Не успел парень пятку почесать, как приезжая мигом к нему.

– Эй, товарищ, ты кто здесь?

Парень было опять за угол – да совестно…

– А никто… красноармеец.

– Так поди доложи…

– Никак не могу, мне барину сапоги чистить надо.

Запрыгала малая, что ребенок-кругляш, хохочет.

– Барину… какому барину…

Веселая, глаза – синий чернослив, а клетки на пальто желтые, черные, серые…

Парень обиделся.

– Какой барин… вестовой я, дондрюковский, известное дело. Да вон они сами купаться пошли.

Указал плечом парень на Дондрюкова.

Нет покою приезжей.

– Эй, товарищ…

Дондрюков оглянулся.

– Товарищ, куда прикажете? Я из Петербурга, в качестве следователя, в вашу Комиссию…

Искоса, через нос, морщится на пестрые клетки Дондрюков.

– Не знаю. Не мое дело. Спросите Ругая.

И сегодня Дондрюкову купанье не в купанье, ни чуточки не бодрит желтая глубокая вода.

– Что это за цацу принесло?

Пока пил чай, допрашивал вестового Семку.

– Ну и что же она…

– Да она, как дурная, будто коза… Доложи, говорит, товарищу Ругаю, что вот, мол, приехала товарищ Катя…

– Ну и что?

– Известное дело, докладываю ему: спрашивает, мол, вас Катя Клетчатая из Питера…

– А-ах, дурак, – смеется Дондрюков, – значит, Клетчатая.

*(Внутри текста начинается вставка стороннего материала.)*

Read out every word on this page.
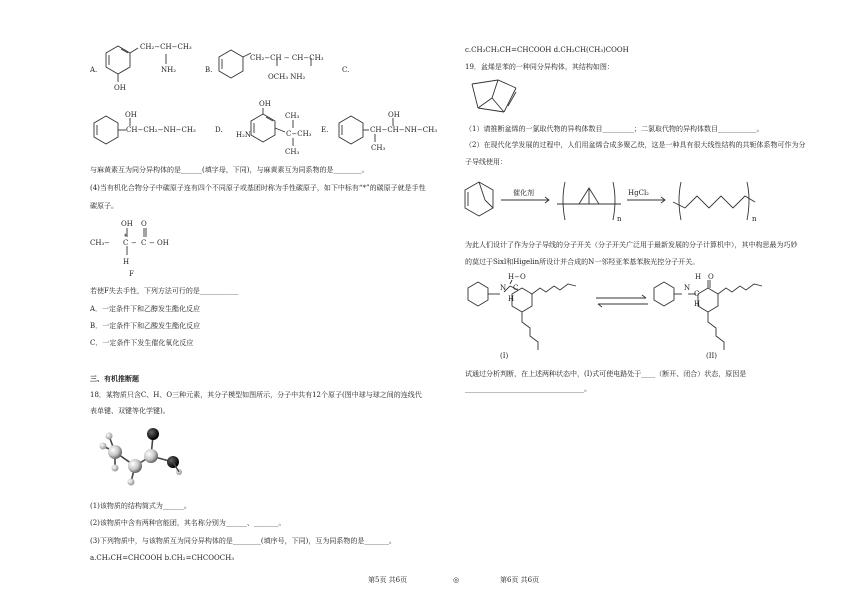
A.
CH₂−CH−CH₃
NH₂
OH
B.
CH₂−CH − CH−CH₃
OCH₃ NH₂
C.
OH
CH−CH₂−NH−CH₃	D.
OH
H₂N
CH₃
C−CH₃
CH₃
E.
OH
CH−CH−NH−CH₃
CH₃
与麻黄素互为同分异构体的是______(填字母，下同)，与麻黄素互为同系物的是________。
(4)当有机化合物分子中碳原子连有四个不同原子或基团时称为手性碳原子，如下中标有“*”的碳原子就是手性
碳原子。
OH O
CH₃ − C
*
− C − OH
H
F
若使F失去手性，下列方法可行的是___________
A．一定条件下和乙醇发生酯化反应
B．一定条件下和乙酸发生酯化反应
C．一定条件下发生催化氧化反应
三、有机推断题
18．某物质只含C、H、O三种元素，其分子模型如图所示，分子中共有12个原子(图中球与球之间的连线代
表单键、双键等化学键)。
(1)该物质的结构简式为______。
(2)该物质中含有两种官能团，其名称分别为______、_______。
(3)下列物质中，与该物质互为同分异构体的是________(填序号，下同)，互为同系物的是_______。
a.CH₃CH=CHCOOH b.CH₂=CHCOOCH₃
第5页 共6页	◎
c.CH₃CH₂CH=CHCOOH d.CH₃CH(CH₃)COOH
19．盆烯是苯的一种同分异构体，其结构如图：
（1）请推断盆烯的一氯取代物的异构体数目_________；二氯取代物的异构体数目___________。
（2）在现代化学发展的过程中，人们用盆烯合成多聚乙炔，这是一种具有很大线性结构的共轭体系物可作为分
子导线使用：
催化剂	HgCl₂
n	n
为此人们设计了作为分子导线的分子开关（分子开关广泛用于最新发展的分子计算机中），其中构思最为巧妙
的莫过于Sixl和Higelin所设计并合成的N一邻羟亚苯基苯胺光控分子开关。
H−O
N C
H
(I)
H O
N
C
H
(II)
试通过分析判断，在上述两种状态中，(I)式可使电路处于____（断开、闭合）状态，原因是
__________________________________。
第6页 共6页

– Известное дело, Клетчатая!

Ночи нет, утра нет, в окна снова хохочет румяный день.

V. Дело

На другой день тюремный сторож меня разбудил с объявлением, что меня требуют в комиссию.

«Капитанская дочка»

Окна кончаются вверху овалами, внизу от подоконника на пол-аршина высится решетка из железных прутьев. Высокие грязные двери без ручек, их открывают просто – толчком, ногами. Стены вытягивают плавные своды, затканные паутиной. Рама с выдранным портретом, – на карнизе коронка. Тут же по истыканной стенке, хранящей следы разных наклеек, лепится плакат: выщерив зубастый рот, жирный усач в конфедератке посвистывает нагайкою, а около него мечутся черные буквы – смерть белопанской шляхте.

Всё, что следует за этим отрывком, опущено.